En época de cosecha, Lourdes Maria Monteiro Tavares dedica prácticamente todo su día al cultivo del guaraná. “Junto a mi marido y mis dos hijos hasta construimos una casita en el guaranazal (donde se cultiva el fruto) para poder descansar y almorzar juntos”, cuenta.

De chica, Lourdes admiraba la pasión con la que su padre José encaraba el trabajo. Él fue uno de los primeros productores de guaraná de la región junto a 40 familias de la comunidad de Buena Esperanza. Pero aún se trataba de un mercado chico, lo que obligó a varios de sus colegas a vender sus tierras y apostar por cultivos más rendidores. A sus 46 años, hoy Lourdes se enorgullece por la persistencia de su padre: “Él nunca desistió. Siempre le gustó plantar y cosechar”, recuerda.

El año pasado, Lourdes cosechó 600 kilos de guaraná. 

Con el paso de los años, Lourdes se hizo cargo del negocio familiar con muy buenos resultados: logró expandir las tierras productivas y se asoció a la Cooperativa Agrofrut, responsable de la reventa del guaraná de la zona de Urucará desde hace 17 años y proveedor de la Compañía Coca-Cola de Brasil, que sólo en 2018 compró 25 toneladas de guaraná cultivados en la región.

El trabajo conjunto redunda en beneficios para la Compañía, los consumidores y, por supuesto, Lourdes y sus colegas. Ella es una de las participantes de “Ojos del Bosque”, un programa que incentiva la agricultura familiar creando oportunidades de inclusión social y generación de ingresos, que llevan a cabo la ONG Imaflora y Coca-Cola de Brasil.

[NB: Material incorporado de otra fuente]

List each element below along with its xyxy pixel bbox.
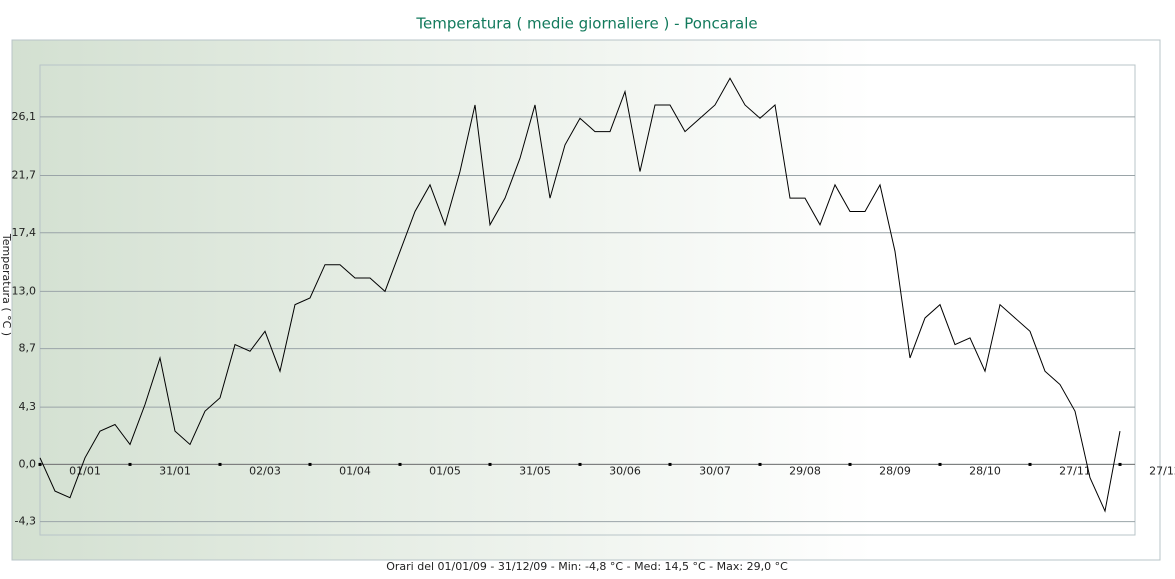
y-tick-label: 26,1 [12,110,37,123]
x-tick [1028,462,1032,466]
plot-area [39,64,1136,536]
y-tick-label: 0,0 [19,457,37,470]
y-tick-label: 13,0 [12,284,37,297]
x-tick [488,462,492,466]
y-tick-label: 17,4 [12,226,37,239]
x-tick-label: 01/05 [429,464,461,477]
x-tick [758,462,762,466]
y-axis-label: Temperatura ( °C ) [0,233,13,336]
y-tick-label: 4,3 [19,400,37,413]
chart-title: Temperatura ( medie giornaliere ) - Ponc… [415,15,757,33]
x-tick [668,462,672,466]
x-tick [398,462,402,466]
x-tick-label: 28/10 [969,464,1001,477]
x-tick-label: 30/07 [699,464,731,477]
x-tick-label: 31/01 [159,464,191,477]
x-tick [128,462,132,466]
x-tick-label: 01/01 [69,464,101,477]
x-tick-label: 01/04 [339,464,371,477]
y-tick-label: -4,3 [15,515,36,528]
y-tick-label: 8,7 [19,342,37,355]
x-tick-label: 27/12 [1149,464,1175,477]
temperature-line [39,77,1121,513]
x-tick-label: 31/05 [519,464,551,477]
x-tick-label: 27/11 [1059,464,1091,477]
x-tick-label: 28/09 [879,464,911,477]
footer: Orari del 01/01/09 - 31/12/09 - Min: -4,… [386,560,788,573]
x-tick-label: 02/03 [249,464,281,477]
y-tick-label: 21,7 [12,169,37,182]
panel [11,39,1161,561]
x-tick [848,462,852,466]
x-tick-label: 29/08 [789,464,821,477]
x-tick [38,462,42,466]
x-tick [1118,462,1122,466]
x-tick [308,462,312,466]
x-tick [938,462,942,466]
x-tick [578,462,582,466]
x-tick-label: 30/06 [609,464,641,477]
x-tick [218,462,222,466]
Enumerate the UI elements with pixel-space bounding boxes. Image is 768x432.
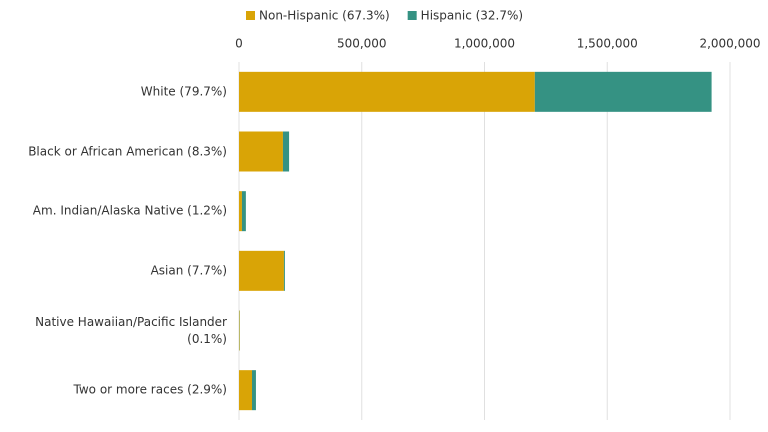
bar-segment	[252, 370, 256, 411]
bar-segment	[241, 191, 246, 232]
category-label: Am. Indian/Alaska Native (1.2%)	[32, 203, 227, 218]
bar-segment	[239, 131, 283, 172]
bar-segment	[283, 250, 285, 291]
x-tick-label: 1,000,000	[454, 37, 515, 51]
category-label: Native Hawaiian/Pacific Islander (0.1%)	[35, 314, 227, 346]
x-tick-label: 0	[235, 37, 243, 51]
category-label: Two or more races (2.9%)	[73, 382, 228, 397]
bar-segment	[239, 71, 535, 112]
legend-label: Non-Hispanic (67.3%)	[259, 9, 390, 23]
legend-label: Hispanic (32.7%)	[421, 9, 523, 23]
category-label: Asian (7.7%)	[150, 263, 227, 278]
bar-segment	[282, 131, 290, 172]
category-label: Black or African American (8.3%)	[28, 144, 227, 158]
x-tick-label: 1,500,000	[577, 37, 638, 51]
legend-swatch	[407, 11, 417, 20]
bar-segment	[239, 370, 253, 411]
legend-swatch	[246, 11, 255, 20]
x-tick-label: 2,000,000	[699, 37, 760, 51]
bar-segment	[534, 71, 712, 112]
bar-segment	[239, 250, 284, 291]
x-tick-label: 500,000	[337, 37, 387, 51]
bar-segment	[239, 191, 242, 232]
category-label: White (79.7%)	[140, 84, 227, 99]
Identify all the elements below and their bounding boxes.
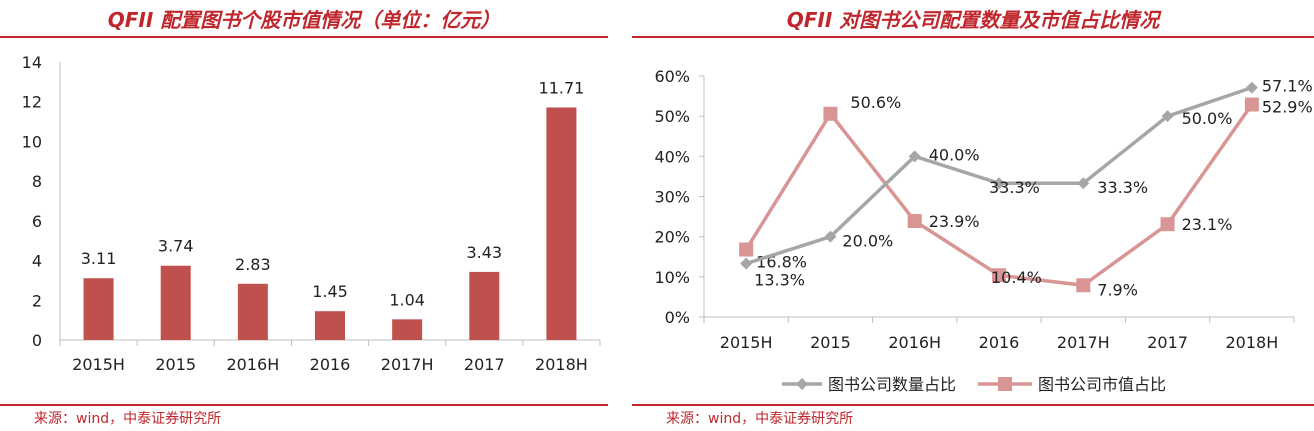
bar-value-label: 11.71 [539, 78, 585, 97]
y-tick-label: 50% [654, 107, 690, 126]
x-tick-label: 2017H [1057, 333, 1110, 352]
count-series-marker [1077, 177, 1090, 190]
count-series-value-label: 13.3% [754, 271, 805, 290]
y-tick-label: 8 [32, 172, 42, 191]
right-title-rule [632, 36, 1314, 38]
x-tick-label: 2017 [1147, 333, 1188, 352]
y-tick-label: 40% [654, 147, 690, 166]
y-tick-label: 30% [654, 188, 690, 207]
legend-market-value-marker [998, 377, 1012, 391]
count-series-value-label: 33.3% [989, 178, 1040, 197]
market-value-series-value-label: 52.9% [1262, 98, 1313, 117]
x-tick-label: 2015 [155, 355, 196, 374]
y-tick-label: 14 [22, 53, 42, 72]
x-tick-label: 2018H [1225, 333, 1278, 352]
x-tick-label: 2016H [888, 333, 941, 352]
left-source-note: 来源：wind，中泰证券研究所 [34, 411, 222, 427]
y-tick-label: 10 [22, 132, 42, 151]
y-tick-label: 2 [32, 291, 42, 310]
market-value-series-value-label: 23.9% [929, 212, 980, 231]
y-tick-label: 0% [665, 308, 690, 327]
x-tick-label: 2018H [535, 355, 588, 374]
bar [315, 311, 345, 340]
bar [469, 271, 500, 340]
bar [546, 107, 577, 340]
y-tick-label: 0 [32, 331, 42, 350]
y-tick-label: 60% [654, 67, 690, 86]
right-chart-title: QFII 对图书公司配置数量及市值占比情况 [786, 8, 1160, 32]
legend-count-marker [796, 378, 808, 390]
y-tick-label: 10% [654, 268, 690, 287]
market-value-series-value-label: 7.9% [1097, 280, 1138, 299]
count-series-marker [1161, 110, 1174, 123]
count-series-marker [993, 177, 1005, 190]
x-tick-label: 2016H [226, 355, 279, 374]
count-series-value-label: 57.1% [1262, 77, 1313, 96]
count-series-value-label: 40.0% [929, 145, 980, 164]
legend-market-value-label: 图书公司市值占比 [1038, 375, 1166, 394]
market-value-series-value-label: 16.8% [756, 253, 807, 272]
bar-value-label: 1.04 [389, 290, 425, 309]
left-chart-title: QFII 配置图书个股市值情况（单位：亿元） [107, 8, 501, 32]
count-series-marker [1245, 81, 1258, 94]
x-tick-label: 2016 [979, 333, 1020, 352]
count-series-value-label: 50.0% [1182, 109, 1233, 128]
chart-legend: 图书公司数量占比 图书公司市值占比 [782, 375, 1166, 394]
market-value-series-value-label: 50.6% [850, 93, 901, 112]
right-source-note: 来源：wind，中泰证券研究所 [666, 411, 854, 427]
right-chart-panel: QFII 对图书公司配置数量及市值占比情况 0% 10% 20% 30% 40% 50% 6… [632, 0, 1314, 431]
bar-value-label: 3.74 [158, 237, 194, 256]
left-title-rule [0, 36, 608, 38]
bar-value-label: 3.43 [466, 243, 502, 262]
count-series-value-label: 33.3% [1097, 178, 1148, 197]
market-value-series-marker [739, 242, 754, 257]
bar-value-label: 1.45 [312, 282, 348, 301]
x-tick-label: 2015H [720, 333, 773, 352]
line-chart: 0% 10% 20% 30% 40% 50% 60% 2015H 2015 2016H 2016 20… [654, 67, 1313, 394]
right-source-rule [632, 404, 1314, 406]
market-value-series-marker [823, 106, 838, 121]
bar [237, 283, 268, 340]
bar [392, 319, 423, 340]
x-tick-label: 2017H [381, 355, 434, 374]
bar [83, 278, 114, 340]
left-chart-panel: QFII 配置图书个股市值情况（单位：亿元） 0 2 4 6 8 10 12 14 3.11 20… [0, 0, 608, 431]
market-value-series-marker [907, 214, 922, 229]
y-tick-label: 20% [654, 228, 690, 247]
count-series-value-label: 20.0% [842, 232, 893, 251]
x-tick-label: 2016 [310, 355, 351, 374]
count-series-marker [740, 257, 753, 270]
y-tick-label: 4 [32, 252, 42, 271]
x-tick-label: 2015H [72, 355, 125, 374]
bar-value-label: 2.83 [235, 255, 271, 274]
y-tick-label: 12 [22, 93, 42, 112]
x-tick-label: 2015 [810, 333, 851, 352]
market-value-series-marker [1160, 217, 1175, 232]
y-tick-label: 6 [32, 212, 42, 231]
market-value-series-marker [1076, 278, 1091, 293]
count-series-marker [824, 230, 837, 243]
market-value-series-marker [992, 268, 1006, 283]
market-value-series-marker [1244, 97, 1259, 112]
count-series-marker [908, 150, 921, 163]
left-source-rule [0, 404, 608, 406]
x-tick-label: 2017 [464, 355, 505, 374]
count-series-line [745, 85, 1253, 266]
market-value-series-value-label: 23.1% [1182, 215, 1233, 234]
bar-chart: 0 2 4 6 8 10 12 14 3.11 2015H 3.74 2015 2.83 2016H 1.4… [22, 53, 601, 374]
bar-value-label: 3.11 [81, 249, 117, 268]
legend-count-label: 图书公司数量占比 [828, 375, 956, 394]
market-value-series-value-label: 10.4% [991, 268, 1042, 287]
bar [160, 265, 191, 340]
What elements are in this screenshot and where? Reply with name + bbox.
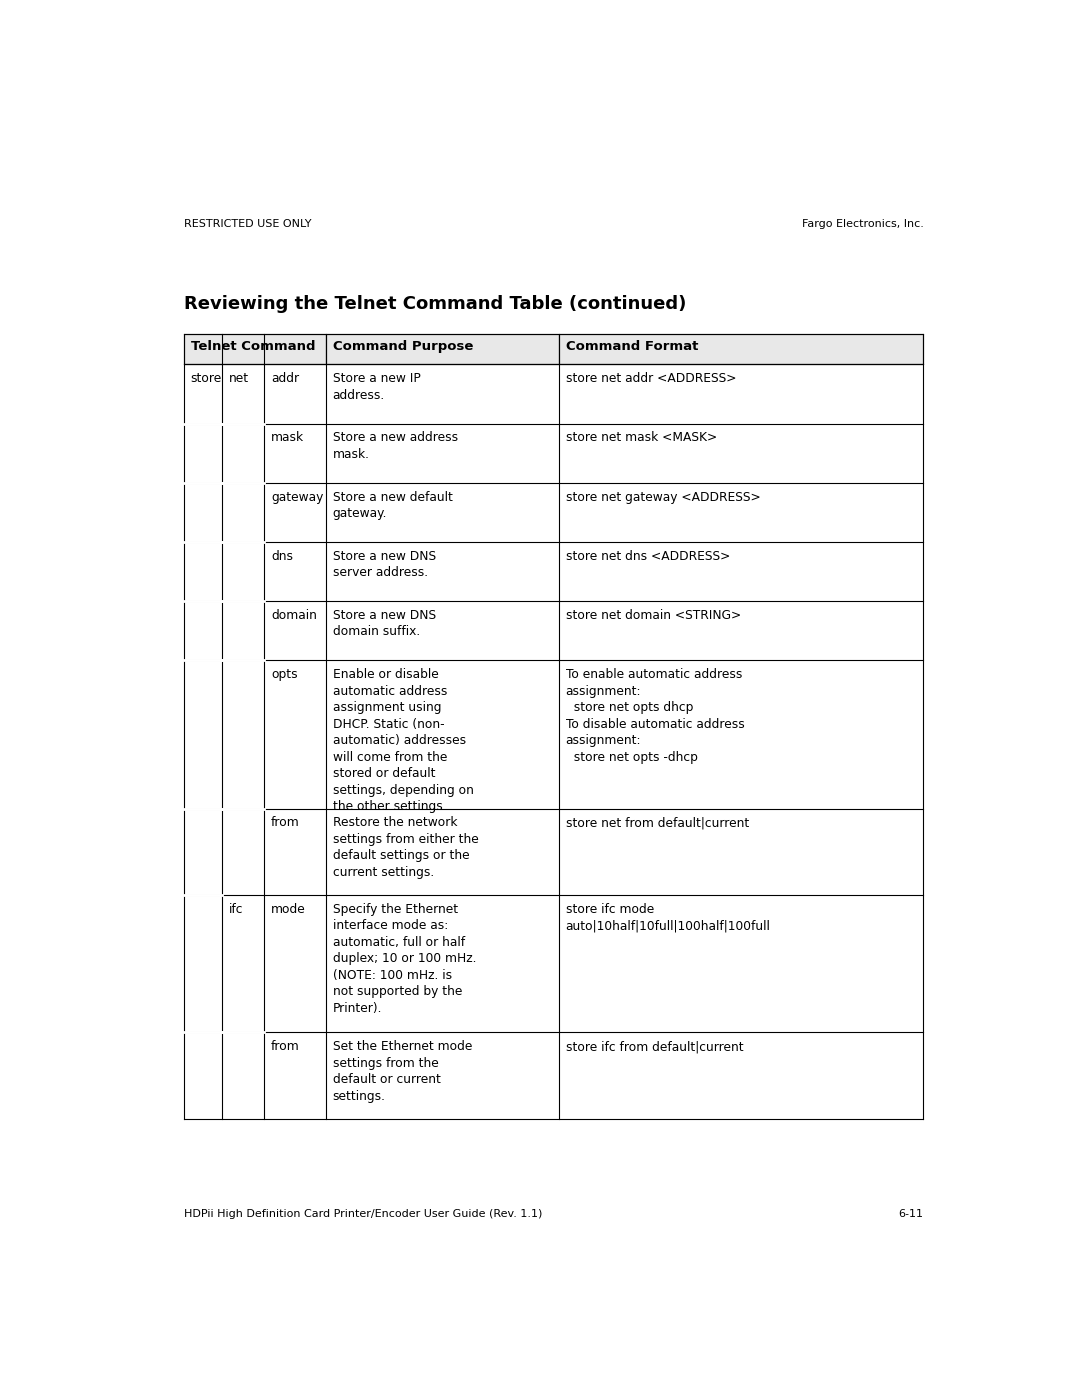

“Coca-Cola nos brindó un apoyo muy importante a través de cursos de capacitación y visitas técnicas que nos ayudan a incentivar la producción y enseñan a cómo cuidar el medio ambiente”, dice la agricultora, que no oculta sus ganas de seguir progresando. “Hasta pude independizarme de mi padre”, bromea.

A sus 84 años, su padre José cuida una pequeña parcela donde aún cultiva guaraná. “Es una manera de seguir ocupado. El guaraná es su vida y ese mismo cariño es el que yo heredé. Ahora, mi misión es pasar esa pasión a mis hijos”, concluye Lourdes.

Después de aprender el oficio de su padre, ahora Lourdes quiere que sus hijos hereden los conocimientos sobre el cultivo del guaraná.